Pensioners Bear Brunt Of Zimbabwe's Cash Crisis

By Dumisani Nyoni

Bulawayo, October 15, 2016 – AS the cash shortage persists in the country, Zimbabwe’s senior citizens find themselves bearing the brunt of the crisis.

Hundreds of pensioners have been forced to spend nights in bank queues in efforts to try and access cash from local banking halls.

The pensioners, some in their 70s and from the country’s rural areas, are also joined by many other younger Zimbabweans in queues which often see them lay cardboard boxes and plastic paper to sleep on.

In normal situations, Zimbabwean citizens above the age of 60 would quite often be allowed to jump queues in banking halls but because of the huge number of them trying to access cash at the same time, they do not enjoy the privilege.

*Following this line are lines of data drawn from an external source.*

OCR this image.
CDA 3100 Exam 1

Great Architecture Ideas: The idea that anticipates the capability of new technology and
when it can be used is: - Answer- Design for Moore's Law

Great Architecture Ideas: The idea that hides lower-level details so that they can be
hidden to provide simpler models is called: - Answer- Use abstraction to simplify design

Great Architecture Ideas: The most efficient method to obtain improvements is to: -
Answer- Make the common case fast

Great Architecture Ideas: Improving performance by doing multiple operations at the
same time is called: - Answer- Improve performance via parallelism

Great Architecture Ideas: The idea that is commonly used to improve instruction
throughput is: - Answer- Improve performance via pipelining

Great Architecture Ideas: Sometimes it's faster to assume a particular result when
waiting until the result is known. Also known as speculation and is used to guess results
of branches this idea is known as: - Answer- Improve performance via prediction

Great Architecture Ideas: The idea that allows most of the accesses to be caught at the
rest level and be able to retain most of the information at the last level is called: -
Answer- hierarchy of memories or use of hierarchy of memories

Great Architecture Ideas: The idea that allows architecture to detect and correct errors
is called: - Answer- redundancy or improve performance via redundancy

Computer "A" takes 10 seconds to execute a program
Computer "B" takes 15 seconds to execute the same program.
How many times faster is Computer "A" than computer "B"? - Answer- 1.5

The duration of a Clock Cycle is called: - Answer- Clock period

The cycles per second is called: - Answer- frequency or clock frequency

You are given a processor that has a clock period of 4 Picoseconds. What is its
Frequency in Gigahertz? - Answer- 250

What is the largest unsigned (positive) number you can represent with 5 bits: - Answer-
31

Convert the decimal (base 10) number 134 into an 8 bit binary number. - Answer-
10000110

“I came here on Wednesday hoping to withdraw my money and go back home the same day but failed as we were told that there was no money,” said 68 year-old Gogo MaNcube outside a People’s Own Savings Bank (POSB) branch in Bulawayo on Friday.

Like many of her age mates, Gogo MaNcube has found a new “home” by the entrance of the banking hall, often covering herself with plastic in a bid to avoid mosquito bites.

With her meagre pension earnings, she still finds herself also fending for her grandchildren whose parents are unemployed.

Her story is not so different from that of 71-year-old Khulumani Mlilo, a pensioner who also finds himself in the queues.

But Mlilo directs his anger at the powers that be that he accuses of authoring the current crisis.

“We are not being fairly treated in this country,” he fumed.

“How can the government allow this to happen? We worked hard for this money but now we are struggling to access it.”

Other pensioners interviewed said they will use their tough experiences outside banking halls to decide who to vote for in the 2018 elections.

Authorities say they are not responsible for the current cash crisis which they blame on businesses that have failed to bank their cash with local banks fearing the unknown.

To remedy the crisis, government plans to introduce bond notes pegged against the US dollar but citizens have strongly resisted the move fearing a return of the 2008 hyper inflationary period in which savings were lost as monetary authorities imposed bank withdrawal limits.